En ce qui concerne le mémoire de 1980, ma collègue de mémoire et moi-même avions retenu, pour notre étude, un
peu plus de cent enfants (107, pour être précis : 56 en CE1 et 51 en CE2) après un examen global initial de 380
enfants. Les enfants retenus constituant un groupe le plus homogène possible (pas de difficultés majeures, ni en
langage oral -expression et compréhension- ni sur le plan scolaire et bon audiogramme.
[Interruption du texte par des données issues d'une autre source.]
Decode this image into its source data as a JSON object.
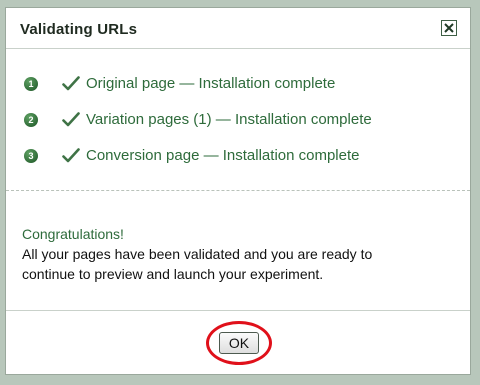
{
  "dialog": {
    "title": "Validating URLs",
    "close_icon": "close-x-icon"
  },
  "steps": [
    {
      "number": "1",
      "label": "Original page — Installation complete",
      "icon": "checkmark-icon"
    },
    {
      "number": "2",
      "label": "Variation pages (1) — Installation complete",
      "icon": "checkmark-icon"
    },
    {
      "number": "3",
      "label": "Conversion page — Installation complete",
      "icon": "checkmark-icon"
    }
  ],
  "message": {
    "title": "Congratulations!",
    "line1": "All your pages have been validated and you are ready to",
    "line2": "continue to preview and launch your experiment."
  },
  "footer": {
    "ok_label": "OK"
  },
  "colors": {
    "accent_green": "#2e6b3b",
    "highlight_red": "#e0101a"
  }
}
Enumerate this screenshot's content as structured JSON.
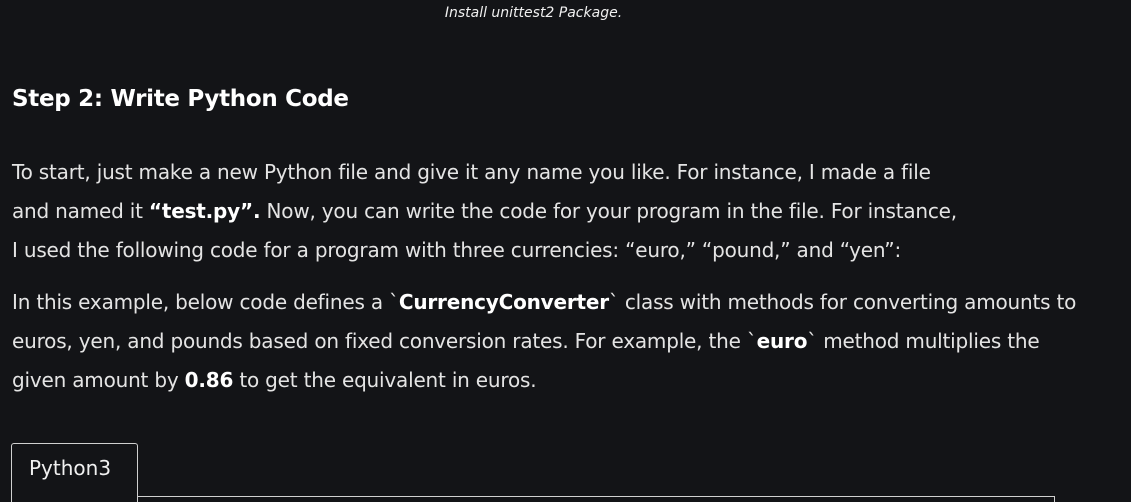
{
  "caption": "Install unittest2 Package.",
  "heading": "Step 2: Write Python Code",
  "para1": {
    "line1": "To start, just make a new Python file and give it any name you like. For instance, I made a file",
    "line2_a": "and named it ",
    "line2_bold": "“test.py”.",
    "line2_b": " Now, you can write the code for your program in the file. For instance,",
    "line3": "I used the following code for a program with three currencies: “euro,” “pound,” and “yen”:"
  },
  "para2": {
    "a": "In this example, below code defines a `",
    "bold1": "CurrencyConverter",
    "b": "` class with methods for converting amounts to euros, yen, and pounds based on fixed conversion rates. For example, the `",
    "bold2": "euro",
    "c": "` method multiplies the given amount by ",
    "bold3": "0.86",
    "d": " to get the equivalent in euros."
  },
  "code_tab": {
    "label": "Python3"
  }
}
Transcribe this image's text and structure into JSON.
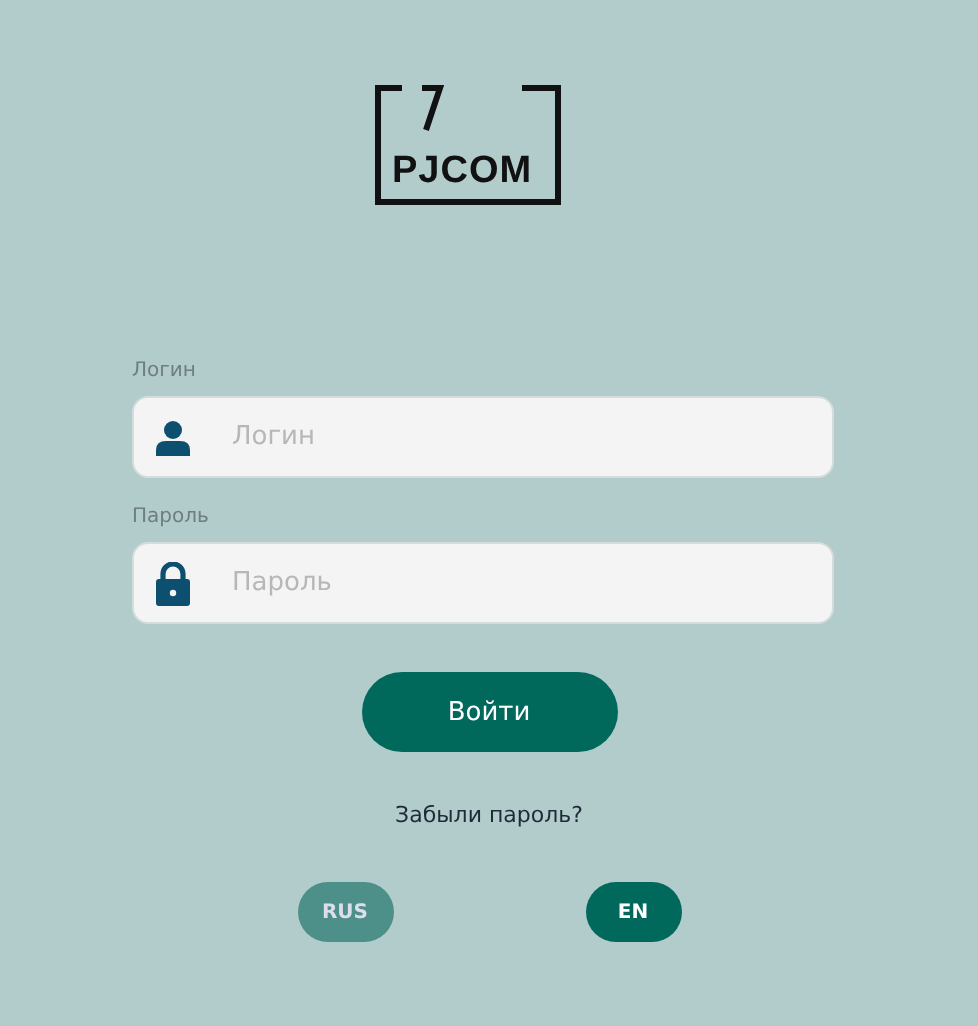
{
  "logo": {
    "text": "PJCOM"
  },
  "fields": [
    {
      "label": "Логин",
      "placeholder": "Логин",
      "kind": "user"
    },
    {
      "label": "Пароль",
      "placeholder": "Пароль",
      "kind": "lock"
    }
  ],
  "submit": "Войти",
  "forgot": "Забыли пароль?",
  "languages": [
    {
      "label": "RUS",
      "selected": false
    },
    {
      "label": "EN",
      "selected": true
    }
  ]
}
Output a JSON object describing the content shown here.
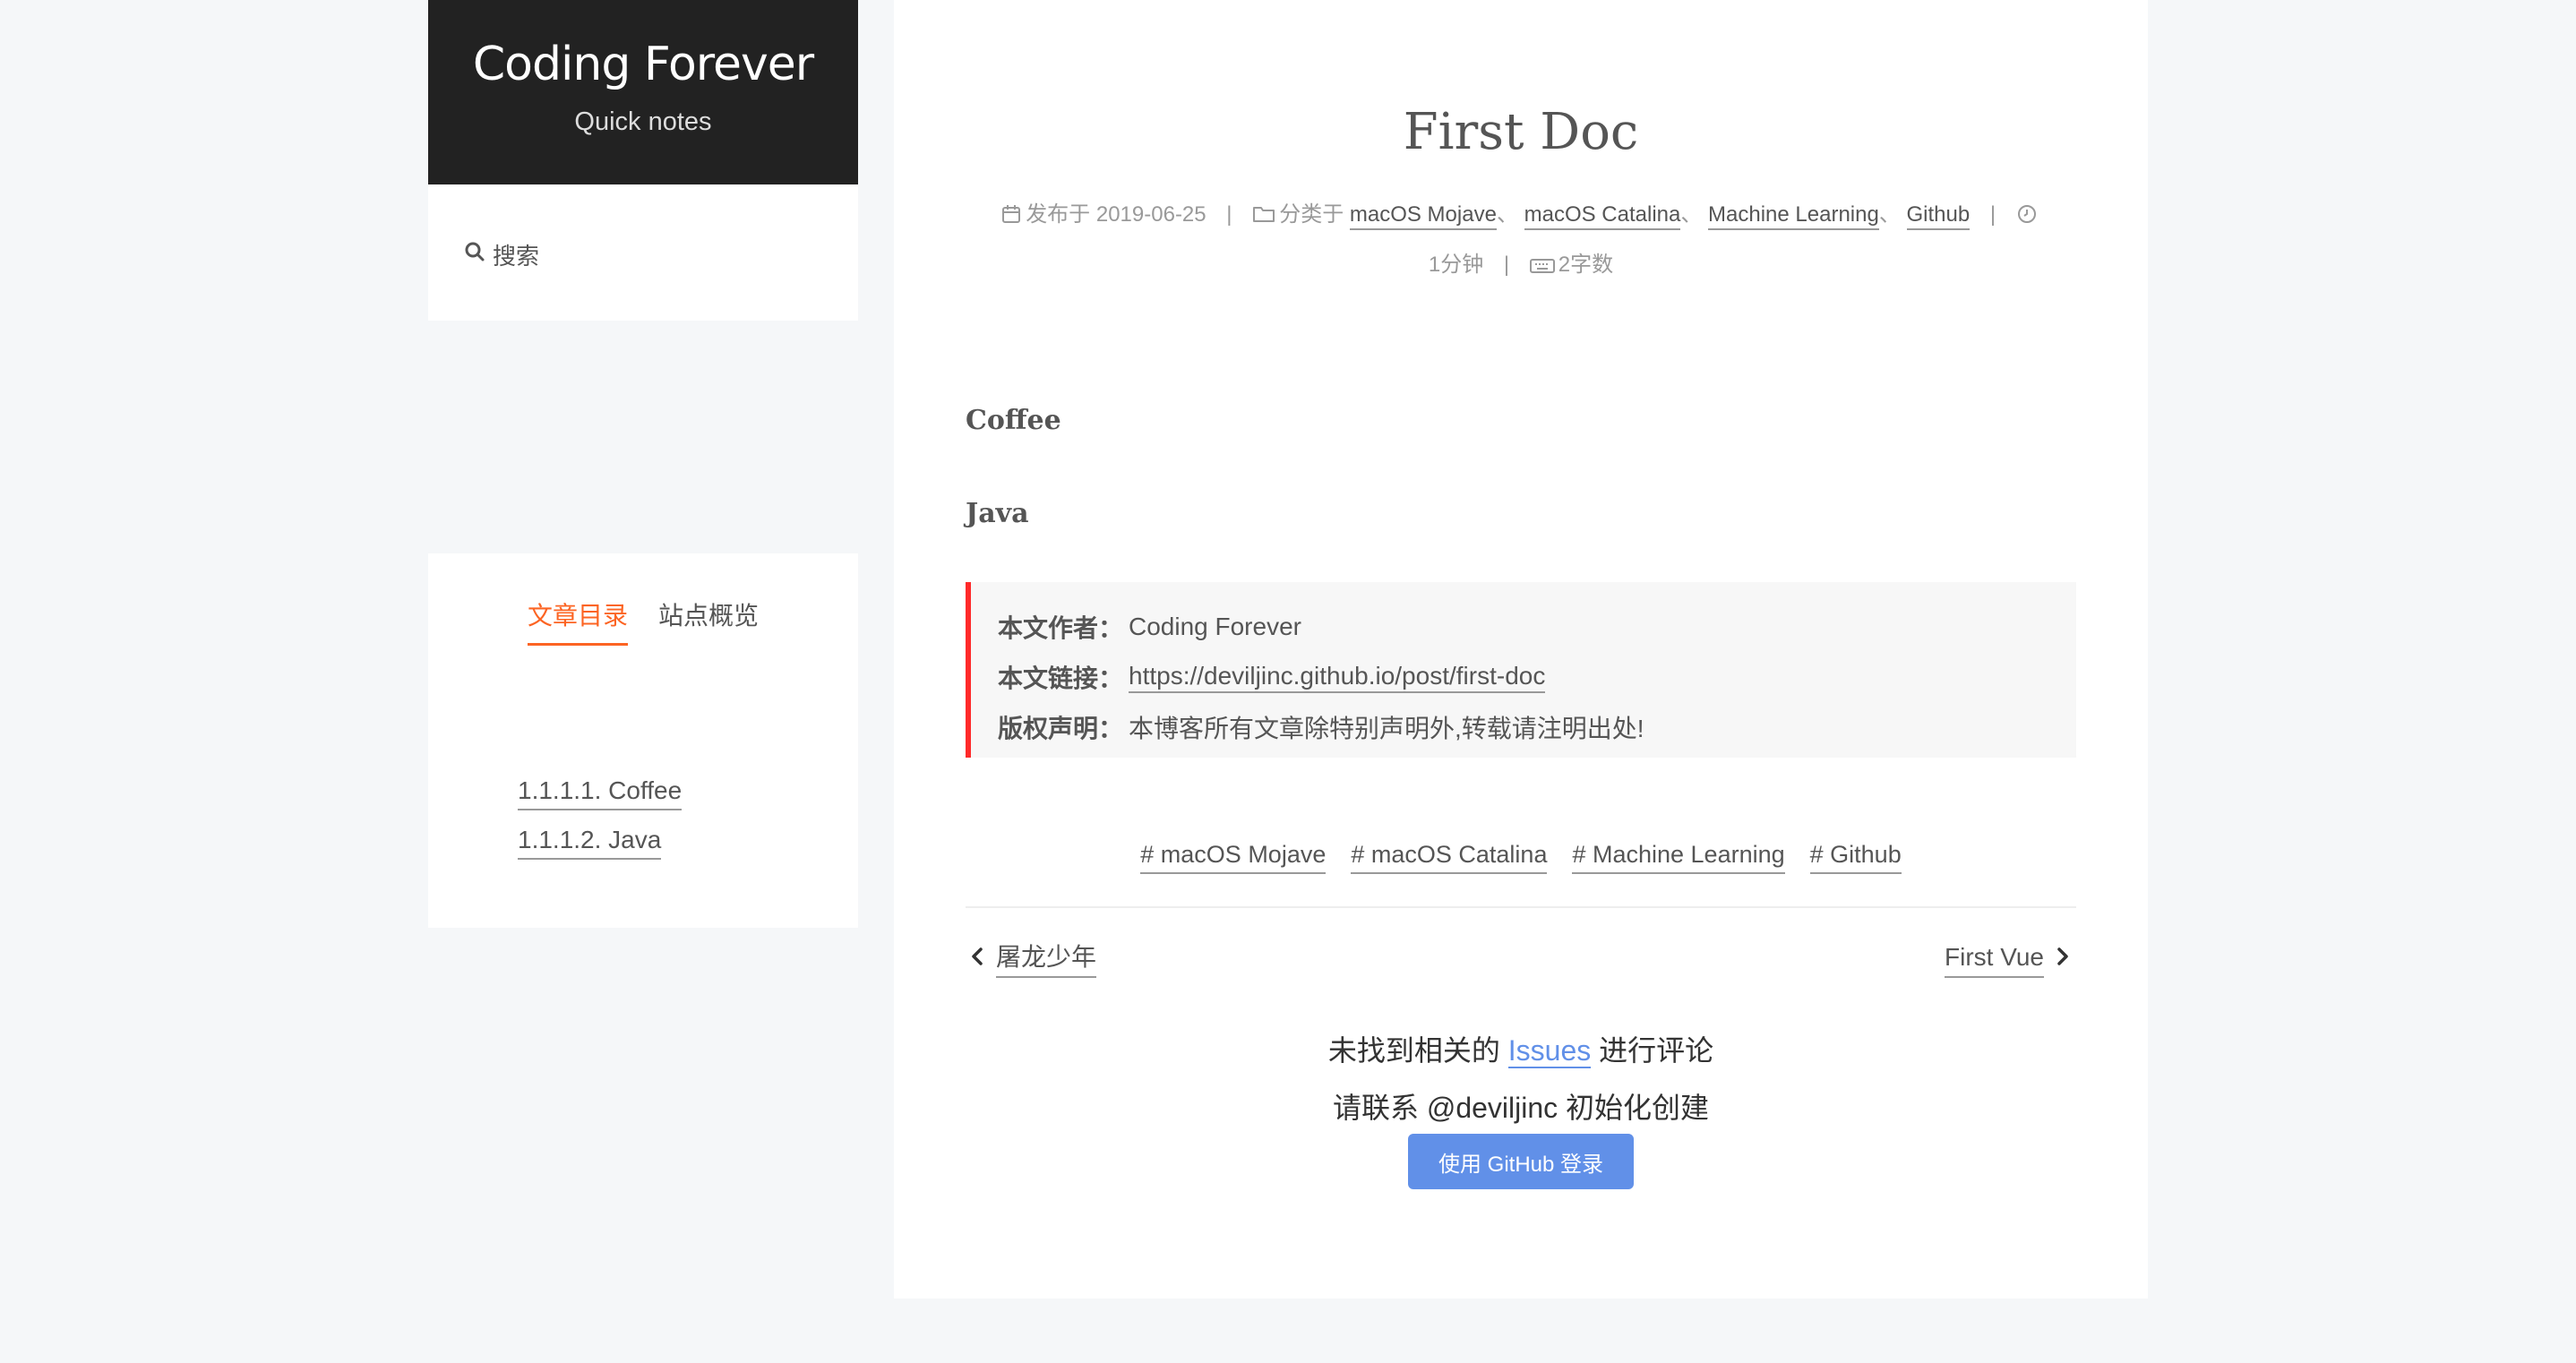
{
  "site": {
    "title": "Coding Forever",
    "subtitle": "Quick notes"
  },
  "sidebar": {
    "search_label": "搜索",
    "tabs": [
      {
        "label": "文章目录",
        "active": true
      },
      {
        "label": "站点概览",
        "active": false
      }
    ],
    "toc": [
      {
        "label": "1.1.1.1. Coffee"
      },
      {
        "label": "1.1.1.2. Java"
      }
    ]
  },
  "post": {
    "title": "First Doc",
    "meta": {
      "posted_prefix": "发布于",
      "posted_date": "2019-06-25",
      "category_prefix": "分类于",
      "categories": [
        "macOS Mojave",
        "macOS Catalina",
        "Machine Learning",
        "Github"
      ],
      "category_separator": "、",
      "reading_time": "1分钟",
      "word_count": "2字数",
      "separator": "|"
    },
    "headings": [
      "Coffee",
      "Java"
    ],
    "copyright": {
      "author_label": "本文作者：",
      "author": "Coding Forever",
      "link_label": "本文链接：",
      "link": "https://deviljinc.github.io/post/first-doc",
      "notice_label": "版权声明：",
      "notice": "本博客所有文章除特别声明外,转载请注明出处!"
    },
    "tags": [
      "# macOS Mojave",
      "# macOS Catalina",
      "# Machine Learning",
      "# Github"
    ],
    "prev": "屠龙少年",
    "next": "First Vue"
  },
  "comments": {
    "line1_before": "未找到相关的",
    "issues_link": "Issues",
    "line1_after": "进行评论",
    "line2": "请联系 @deviljinc 初始化创建",
    "login_button": "使用 GitHub 登录"
  },
  "colors": {
    "accent": "#fc6423",
    "copyright_border": "#ff2a2a",
    "gitalk_blue": "#6190e8",
    "header_bg": "#222222",
    "page_bg": "#f5f7f9"
  },
  "icons": [
    "search-icon",
    "calendar-icon",
    "folder-icon",
    "clock-icon",
    "keyboard-icon",
    "chevron-left-icon",
    "chevron-right-icon"
  ]
}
Nous disposions d’un audiomètre portatif et d’un protocole d’examen de la latéralité manuelle.
Pour l’écoute dichotique, nous utilisions un magnétophone à cassettes stéréo, double piste ; les stimuli du canal
gauche et ceux du canal droit ayant été enregistrés sur deux pistes différentes, équilibrées en intensité sonore, puis
synchronisées ; il s’agissait exclusivement de mots (monosyllabiques, bisyllabiques et trisyllabiques).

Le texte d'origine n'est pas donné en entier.